Price’s video tells of a dystopian mishmash within the world of life and work, the origins of which lie somewhere in the 1970s. Or perhaps even earlier, in the period after World War II, when cybernetics became the meta-science for many areas of society for some time, when the first room-sized computers with their punch cards soon made their way into the world of late capitalism. The flow charts of that time looked like circuit diagrams for computer chips in any case. Somewhat later, also in the late 1970s, painters like New Yorker Peter Halley created paintings that were reminiscent of lines or cybernetic diagrams.

As if there were a new narrative that permeated all areas of visual culture, something also happened to tie patterns: They became more angular, more abstract. The coats of arms disappeared, and in their place emerged another symbol, like a small pictogram. This may be due to a renewed interest in the early 20th century avant-garde, Price admits in a lecture, but she actually has no doubt about what is really depicted here: a memory chip.

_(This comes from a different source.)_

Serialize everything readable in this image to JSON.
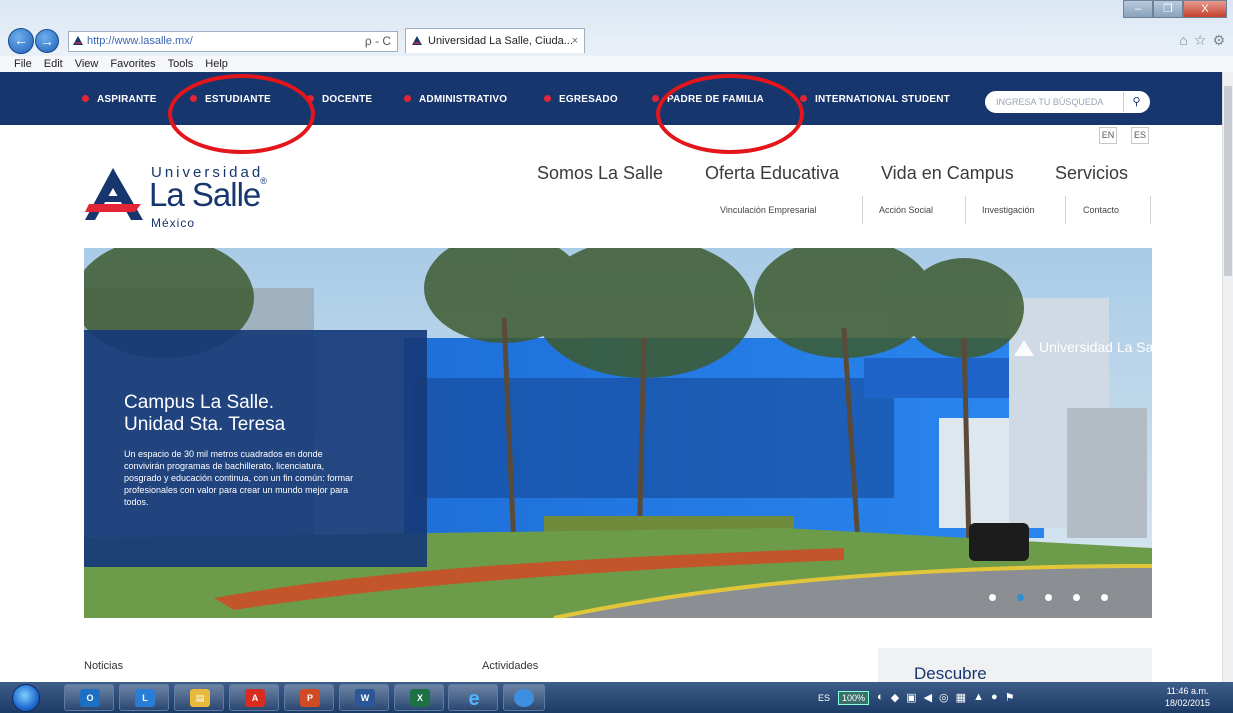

A counterfactual narrative

It is a bold thesis, which Price weaves into uncomfortable fiction by fabricating a previously hidden narrative of the 20th century. For despite the analog warmth that sometimes emanates from “FELT TIP,” and despite the almost cute story of clinging to old symbols, there is also a dystopia in the video. Price bends her source material into a counterfactual narrative that, like all good science fiction stories, is firmly grounded in our reality. The narrator, whose voice the artist has assembled from three different synthetic voices, talks about administrators whose bodies are used as repositories of information by overwriting their DNA with data – more precisely, the DNA in the cells of their fingertips. And that’s actually only a slight exaggeration, because in May 2021, an article in Scientific American touted the possibilities of storing data in DNA. It is less expensive and is energy-efficient, according to the article – only the accuracy of its reading still poses difficulties.

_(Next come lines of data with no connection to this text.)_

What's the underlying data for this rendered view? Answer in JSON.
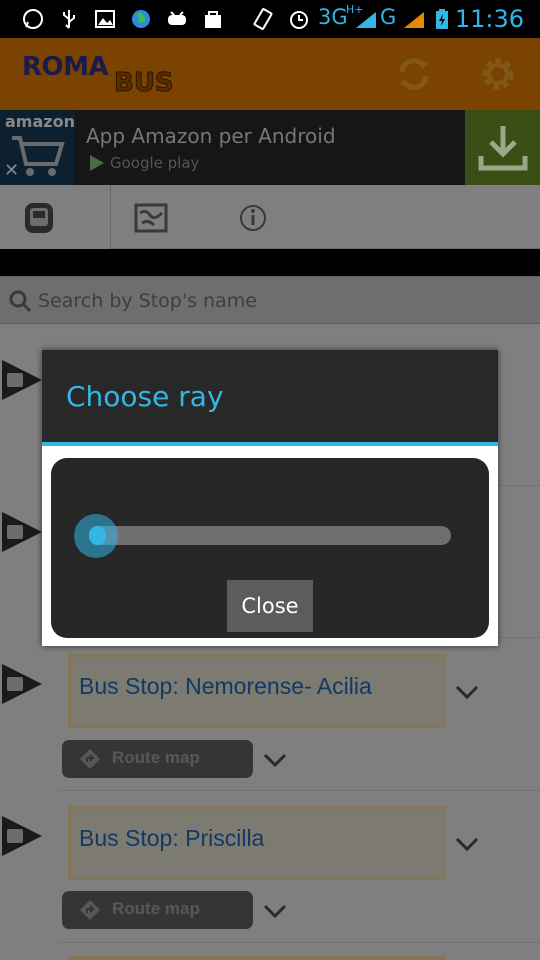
{
  "status_bar": {
    "network_3g": "3G",
    "network_hplus": "H+",
    "network_g": "G",
    "time": "11:36"
  },
  "app_bar": {
    "logo_roma": "ROMA",
    "logo_bus": "BUS",
    "refresh_icon": "refresh-icon",
    "settings_icon": "gear-icon"
  },
  "ad": {
    "brand": "amazon",
    "title": "App Amazon per Android",
    "store": "Google play"
  },
  "tabs": [
    {
      "icon": "bus-stop-icon",
      "active": true
    },
    {
      "icon": "map-icon",
      "active": false
    },
    {
      "icon": "info-icon",
      "active": false
    }
  ],
  "search": {
    "placeholder": "Search by Stop's name"
  },
  "list": {
    "items": [
      {
        "title": "Bus Stop: Nemorense- Acilia",
        "route_label": "Route map"
      },
      {
        "title": "Bus Stop: Priscilla",
        "route_label": "Route map"
      }
    ]
  },
  "dialog": {
    "title": "Choose ray",
    "slider_value_fraction": 0.02,
    "close_label": "Close"
  },
  "colors": {
    "accent": "#33b5e5",
    "app_bar": "#e58a00",
    "overlay_dim": "rgba(0,0,0,0.5)"
  }
}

Elizabeth Price, FELT TIP, 2018 (c) ELIZABETH PRICE
Enough with the bullshit jobs

In “FELT TIP”, just as in the world of the information economy in general, however, the question remains unanswered as to what exactly is being stored there. Yet that is perhaps beside the point, because since the rise of what anthropologist David Graeber calls “bullshit jobs” at the latest, the purpose of numerous forms of work has become questionable – not to mention their meaning for society. A bullshit job, according to Graeber, is a paid activity in which even the person doing it is unable to find sense – although they must pretend that they do. Graeber, incidentally, dates the origin of bullshit jobs to the same moment when Elizabeth Price pinpoints the emergence of the new, digital managerial class: in the late 1970s, when neoliberalism promised efficiency, when large parts of industry in the West were dismantled, and nowhere more radically than in Great Britain. Unions were disempowered, and fair wages were replaced by the promise that office workers would find meaning and a sense of belonging in their jobs. At the same time, there was an explosion of jobs in the information sector, which require specific expertise as part of so-called “knowledge work”. Graeber concludes that capitalism does not deliver what it promises, namely the creation of efficient, self-regulating work processes.  

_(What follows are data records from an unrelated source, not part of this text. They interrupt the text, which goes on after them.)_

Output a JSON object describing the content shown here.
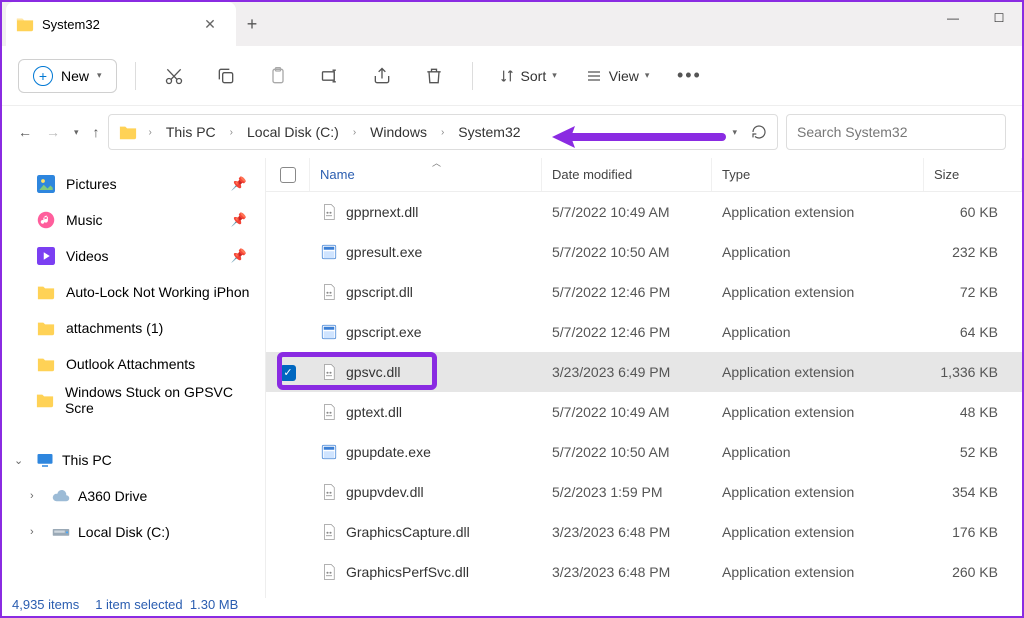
{
  "titlebar": {
    "tab_title": "System32"
  },
  "toolbar": {
    "new_label": "New",
    "sort_label": "Sort",
    "view_label": "View"
  },
  "breadcrumbs": {
    "pc": "This PC",
    "disk": "Local Disk (C:)",
    "win": "Windows",
    "sys": "System32"
  },
  "search": {
    "placeholder": "Search System32"
  },
  "sidebar": {
    "quick": [
      {
        "label": "Pictures",
        "icon": "pictures",
        "pinned": true
      },
      {
        "label": "Music",
        "icon": "music",
        "pinned": true
      },
      {
        "label": "Videos",
        "icon": "videos",
        "pinned": true
      },
      {
        "label": "Auto-Lock Not Working iPhon",
        "icon": "folder",
        "pinned": false
      },
      {
        "label": "attachments (1)",
        "icon": "folder",
        "pinned": false
      },
      {
        "label": "Outlook Attachments",
        "icon": "folder",
        "pinned": false
      },
      {
        "label": "Windows Stuck on GPSVC Scre",
        "icon": "folder",
        "pinned": false
      }
    ],
    "this_pc": "This PC",
    "a360": "A360 Drive",
    "local_disk": "Local Disk (C:)"
  },
  "columns": {
    "name": "Name",
    "date": "Date modified",
    "type": "Type",
    "size": "Size"
  },
  "rows": [
    {
      "name": "gpprnext.dll",
      "date": "5/7/2022 10:49 AM",
      "type": "Application extension",
      "size": "60 KB",
      "icon": "dll",
      "selected": false
    },
    {
      "name": "gpresult.exe",
      "date": "5/7/2022 10:50 AM",
      "type": "Application",
      "size": "232 KB",
      "icon": "exe",
      "selected": false
    },
    {
      "name": "gpscript.dll",
      "date": "5/7/2022 12:46 PM",
      "type": "Application extension",
      "size": "72 KB",
      "icon": "dll",
      "selected": false
    },
    {
      "name": "gpscript.exe",
      "date": "5/7/2022 12:46 PM",
      "type": "Application",
      "size": "64 KB",
      "icon": "exe",
      "selected": false
    },
    {
      "name": "gpsvc.dll",
      "date": "3/23/2023 6:49 PM",
      "type": "Application extension",
      "size": "1,336 KB",
      "icon": "dll",
      "selected": true
    },
    {
      "name": "gptext.dll",
      "date": "5/7/2022 10:49 AM",
      "type": "Application extension",
      "size": "48 KB",
      "icon": "dll",
      "selected": false
    },
    {
      "name": "gpupdate.exe",
      "date": "5/7/2022 10:50 AM",
      "type": "Application",
      "size": "52 KB",
      "icon": "exe",
      "selected": false
    },
    {
      "name": "gpupvdev.dll",
      "date": "5/2/2023 1:59 PM",
      "type": "Application extension",
      "size": "354 KB",
      "icon": "dll",
      "selected": false
    },
    {
      "name": "GraphicsCapture.dll",
      "date": "3/23/2023 6:48 PM",
      "type": "Application extension",
      "size": "176 KB",
      "icon": "dll",
      "selected": false
    },
    {
      "name": "GraphicsPerfSvc.dll",
      "date": "3/23/2023 6:48 PM",
      "type": "Application extension",
      "size": "260 KB",
      "icon": "dll",
      "selected": false
    }
  ],
  "status": {
    "items": "4,935 items",
    "selected": "1 item selected",
    "size": "1.30 MB"
  }
}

ELIZABETH PRICE, FELT TIP, EXHIBITIONVIEW SCHIRN KUNSTHALLE FRANKFURT 2023, PHOTO: ESRA KLEIN

Perhaps Price’s critique goes in a similar direction. Her videos can be read as both ironic and playful, for somehow they are also about the trivialization of the working world, an environment in which male dominance is both ensured and subverted through the display of the tie, that age-old phallic symbol. In Price’s video, we see women’s legs in high heels running and prancing repeatedly across the top screen. The tie is now just an empty symbol, a bit like parts of the digitized world of work with its bullshit jobs. “The oldest, most worn-out joke,” says the narrator, “is still the tie itself.”